The decapping activator Edc3 and the Q/N-rich domain of Lsm4 function together to enhance mRNA stability and alter mRNA decay pathway dependence in Saccharomyces cerevisiae

The rate and regulation of mRNA decay are major elements in the proper control of gene expression. Edc3 and Lsm4 are two decapping activator proteins that have previously been shown to function in the assembly of RNA granules termed P bodies. Here, we show that deletion of edc3, when combined with a removal of the glutamine/asparagine rich region of Lsm4 (edc3Δ lsm4ΔC) reduces mRNA stability and alters pathways of mRNA degradation. Multiple tested mRNAs exhibited reduced stability in the edc3Δ lsm4ΔC mutant. The destabilization was linked to an increased dependence on Ccr4-mediated deadenylation and mRNA decapping.

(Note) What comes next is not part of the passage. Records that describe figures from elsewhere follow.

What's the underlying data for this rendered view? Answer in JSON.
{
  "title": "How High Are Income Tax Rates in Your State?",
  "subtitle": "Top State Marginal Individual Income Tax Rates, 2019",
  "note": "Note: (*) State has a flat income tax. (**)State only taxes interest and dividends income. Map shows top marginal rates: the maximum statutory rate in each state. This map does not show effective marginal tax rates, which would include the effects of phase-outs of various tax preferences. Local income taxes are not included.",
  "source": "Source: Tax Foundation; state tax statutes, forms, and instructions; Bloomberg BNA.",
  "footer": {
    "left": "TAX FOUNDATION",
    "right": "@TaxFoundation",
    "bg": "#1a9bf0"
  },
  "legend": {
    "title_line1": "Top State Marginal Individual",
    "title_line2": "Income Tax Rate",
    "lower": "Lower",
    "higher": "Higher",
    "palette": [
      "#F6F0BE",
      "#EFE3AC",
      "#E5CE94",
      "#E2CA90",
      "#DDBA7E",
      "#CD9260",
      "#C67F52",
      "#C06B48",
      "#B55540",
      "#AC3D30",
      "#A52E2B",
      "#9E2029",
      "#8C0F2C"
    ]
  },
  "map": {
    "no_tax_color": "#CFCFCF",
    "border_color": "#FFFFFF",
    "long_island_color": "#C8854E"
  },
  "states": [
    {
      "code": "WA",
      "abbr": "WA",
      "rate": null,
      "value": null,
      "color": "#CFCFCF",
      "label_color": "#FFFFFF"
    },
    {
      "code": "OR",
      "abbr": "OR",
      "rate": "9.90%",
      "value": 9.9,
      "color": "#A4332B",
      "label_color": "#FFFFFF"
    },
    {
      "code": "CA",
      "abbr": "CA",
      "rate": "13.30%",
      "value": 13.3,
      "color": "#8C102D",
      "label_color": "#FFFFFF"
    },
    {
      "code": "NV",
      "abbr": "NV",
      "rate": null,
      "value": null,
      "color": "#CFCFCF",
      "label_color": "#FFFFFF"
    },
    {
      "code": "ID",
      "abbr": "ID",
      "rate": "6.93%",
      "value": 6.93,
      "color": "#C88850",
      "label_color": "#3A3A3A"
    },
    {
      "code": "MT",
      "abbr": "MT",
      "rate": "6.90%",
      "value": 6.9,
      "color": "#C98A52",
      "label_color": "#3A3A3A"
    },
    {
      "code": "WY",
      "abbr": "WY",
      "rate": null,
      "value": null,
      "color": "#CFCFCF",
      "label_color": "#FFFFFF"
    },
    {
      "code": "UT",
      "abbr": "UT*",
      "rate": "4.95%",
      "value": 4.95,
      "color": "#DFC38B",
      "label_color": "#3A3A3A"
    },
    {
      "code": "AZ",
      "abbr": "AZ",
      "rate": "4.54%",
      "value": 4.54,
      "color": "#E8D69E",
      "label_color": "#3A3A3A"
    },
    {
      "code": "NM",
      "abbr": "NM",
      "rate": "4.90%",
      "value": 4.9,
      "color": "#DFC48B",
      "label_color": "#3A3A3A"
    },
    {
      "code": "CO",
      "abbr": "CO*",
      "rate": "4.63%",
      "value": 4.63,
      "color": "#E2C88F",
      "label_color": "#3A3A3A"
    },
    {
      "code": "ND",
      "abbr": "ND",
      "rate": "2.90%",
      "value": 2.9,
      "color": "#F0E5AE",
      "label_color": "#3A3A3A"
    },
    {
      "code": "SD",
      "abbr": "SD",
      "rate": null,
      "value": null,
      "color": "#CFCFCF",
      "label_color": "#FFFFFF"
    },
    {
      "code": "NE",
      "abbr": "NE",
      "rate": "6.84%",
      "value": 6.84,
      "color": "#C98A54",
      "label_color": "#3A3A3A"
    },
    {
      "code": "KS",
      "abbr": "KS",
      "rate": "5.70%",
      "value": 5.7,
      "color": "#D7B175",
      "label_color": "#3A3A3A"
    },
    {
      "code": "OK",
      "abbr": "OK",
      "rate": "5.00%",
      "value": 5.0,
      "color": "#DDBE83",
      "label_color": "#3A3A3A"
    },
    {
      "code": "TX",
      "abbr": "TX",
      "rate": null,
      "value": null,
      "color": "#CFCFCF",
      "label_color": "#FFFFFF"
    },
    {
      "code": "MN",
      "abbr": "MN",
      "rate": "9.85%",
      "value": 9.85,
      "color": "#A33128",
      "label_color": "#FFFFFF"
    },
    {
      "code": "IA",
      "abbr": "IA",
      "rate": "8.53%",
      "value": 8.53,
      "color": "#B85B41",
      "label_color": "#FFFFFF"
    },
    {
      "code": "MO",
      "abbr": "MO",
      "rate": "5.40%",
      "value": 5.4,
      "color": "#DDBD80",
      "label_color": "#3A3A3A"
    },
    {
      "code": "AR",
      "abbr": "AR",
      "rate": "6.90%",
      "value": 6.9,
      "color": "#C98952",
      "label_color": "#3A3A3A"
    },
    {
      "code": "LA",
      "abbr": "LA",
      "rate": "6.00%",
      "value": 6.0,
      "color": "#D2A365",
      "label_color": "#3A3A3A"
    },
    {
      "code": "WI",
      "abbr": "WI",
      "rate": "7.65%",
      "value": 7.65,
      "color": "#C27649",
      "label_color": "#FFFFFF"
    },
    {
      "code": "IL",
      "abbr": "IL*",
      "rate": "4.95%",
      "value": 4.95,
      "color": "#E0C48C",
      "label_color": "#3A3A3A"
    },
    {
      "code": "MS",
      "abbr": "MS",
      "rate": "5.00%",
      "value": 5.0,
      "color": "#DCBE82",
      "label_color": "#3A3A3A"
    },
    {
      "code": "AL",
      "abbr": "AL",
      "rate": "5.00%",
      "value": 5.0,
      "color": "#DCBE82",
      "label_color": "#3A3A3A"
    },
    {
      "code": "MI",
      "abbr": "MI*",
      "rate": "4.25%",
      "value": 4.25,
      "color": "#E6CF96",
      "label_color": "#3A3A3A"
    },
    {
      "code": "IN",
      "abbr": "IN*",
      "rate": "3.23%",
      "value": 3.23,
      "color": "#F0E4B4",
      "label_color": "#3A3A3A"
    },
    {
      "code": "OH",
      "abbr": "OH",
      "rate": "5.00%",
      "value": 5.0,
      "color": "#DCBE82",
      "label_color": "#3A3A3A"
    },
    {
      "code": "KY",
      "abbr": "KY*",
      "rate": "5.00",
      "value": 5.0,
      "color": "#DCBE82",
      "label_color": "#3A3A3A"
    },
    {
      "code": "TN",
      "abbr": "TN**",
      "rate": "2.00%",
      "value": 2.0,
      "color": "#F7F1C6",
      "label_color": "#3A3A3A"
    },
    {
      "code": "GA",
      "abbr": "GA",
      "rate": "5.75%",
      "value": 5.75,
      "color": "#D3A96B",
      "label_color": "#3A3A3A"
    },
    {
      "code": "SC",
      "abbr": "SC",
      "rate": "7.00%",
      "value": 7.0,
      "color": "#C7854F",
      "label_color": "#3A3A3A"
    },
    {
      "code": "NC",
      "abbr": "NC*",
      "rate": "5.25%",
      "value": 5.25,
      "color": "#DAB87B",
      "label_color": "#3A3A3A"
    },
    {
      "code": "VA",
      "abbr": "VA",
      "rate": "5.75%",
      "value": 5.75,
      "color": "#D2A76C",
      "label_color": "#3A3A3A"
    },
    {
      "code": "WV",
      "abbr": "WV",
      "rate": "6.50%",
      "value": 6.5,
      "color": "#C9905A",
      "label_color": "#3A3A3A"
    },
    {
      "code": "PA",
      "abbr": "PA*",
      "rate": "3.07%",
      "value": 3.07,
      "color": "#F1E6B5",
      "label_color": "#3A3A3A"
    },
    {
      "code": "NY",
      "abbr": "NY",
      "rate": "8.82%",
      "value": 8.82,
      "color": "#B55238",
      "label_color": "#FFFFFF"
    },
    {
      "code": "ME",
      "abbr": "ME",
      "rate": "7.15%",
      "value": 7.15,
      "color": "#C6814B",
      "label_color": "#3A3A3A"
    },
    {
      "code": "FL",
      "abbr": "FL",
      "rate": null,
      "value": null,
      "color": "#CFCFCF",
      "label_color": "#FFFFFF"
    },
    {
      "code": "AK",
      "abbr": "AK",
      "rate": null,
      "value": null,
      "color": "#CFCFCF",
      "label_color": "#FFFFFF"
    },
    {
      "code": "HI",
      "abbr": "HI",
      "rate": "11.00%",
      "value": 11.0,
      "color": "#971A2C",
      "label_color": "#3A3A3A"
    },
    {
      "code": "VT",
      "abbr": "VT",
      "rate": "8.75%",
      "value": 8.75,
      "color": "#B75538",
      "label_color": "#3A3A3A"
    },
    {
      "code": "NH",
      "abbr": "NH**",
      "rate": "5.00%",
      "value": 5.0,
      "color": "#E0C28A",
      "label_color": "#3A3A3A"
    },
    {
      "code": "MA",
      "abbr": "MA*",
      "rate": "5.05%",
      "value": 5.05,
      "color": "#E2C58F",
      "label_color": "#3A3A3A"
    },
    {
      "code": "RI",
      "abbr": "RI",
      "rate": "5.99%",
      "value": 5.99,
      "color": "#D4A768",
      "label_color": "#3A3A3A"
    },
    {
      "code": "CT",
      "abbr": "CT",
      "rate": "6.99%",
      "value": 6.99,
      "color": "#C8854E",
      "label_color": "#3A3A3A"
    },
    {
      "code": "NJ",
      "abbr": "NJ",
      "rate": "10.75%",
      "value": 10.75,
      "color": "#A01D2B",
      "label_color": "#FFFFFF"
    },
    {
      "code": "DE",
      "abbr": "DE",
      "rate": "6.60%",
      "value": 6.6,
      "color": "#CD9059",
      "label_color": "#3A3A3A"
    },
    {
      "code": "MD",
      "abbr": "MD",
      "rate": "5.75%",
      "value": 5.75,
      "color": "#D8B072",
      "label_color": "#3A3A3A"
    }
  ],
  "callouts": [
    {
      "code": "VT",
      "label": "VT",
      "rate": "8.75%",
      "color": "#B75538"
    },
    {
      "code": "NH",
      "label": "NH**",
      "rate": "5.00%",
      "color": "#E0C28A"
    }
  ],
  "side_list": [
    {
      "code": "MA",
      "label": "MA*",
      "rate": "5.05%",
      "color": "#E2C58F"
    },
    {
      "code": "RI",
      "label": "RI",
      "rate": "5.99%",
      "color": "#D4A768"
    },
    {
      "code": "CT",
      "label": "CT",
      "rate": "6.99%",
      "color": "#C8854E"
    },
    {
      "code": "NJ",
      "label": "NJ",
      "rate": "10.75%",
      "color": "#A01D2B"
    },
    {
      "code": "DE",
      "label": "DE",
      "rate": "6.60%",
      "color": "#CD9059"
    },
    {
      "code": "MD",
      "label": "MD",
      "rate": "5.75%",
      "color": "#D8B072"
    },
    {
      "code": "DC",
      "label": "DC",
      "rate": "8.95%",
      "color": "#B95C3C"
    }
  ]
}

Unlike characterized mutations in decapping factors that either are neutral or are able to stabilize mRNA, the combined edc3Δ lsm4ΔC mutant reduced mRNA stability. We characterized the growth and activity of the major mRNA decay systems and translation in double mutant and wild-type yeast. In the edc3Δ lsm4ΔC mutant, we observed alterations in the levels of specific mRNA decay factors as well as nuclear accumulation of the catalytic subunit of the decapping enzyme Dcp2. Hence, we suggest that the effects on mRNA stability in the edc3Δ lsm4ΔC mutant may originate from mRNA decay protein abundance or changes in mRNPs, or alternatively may imply a role for P bodies in mRNA stabilization.
Summary: A strain mutated in two decapping activators, previously implicated in P body assembly, has reduced mRNA stability and increased dependence on decapping and Ccr4-dependent deadenylation for mRNA degradation.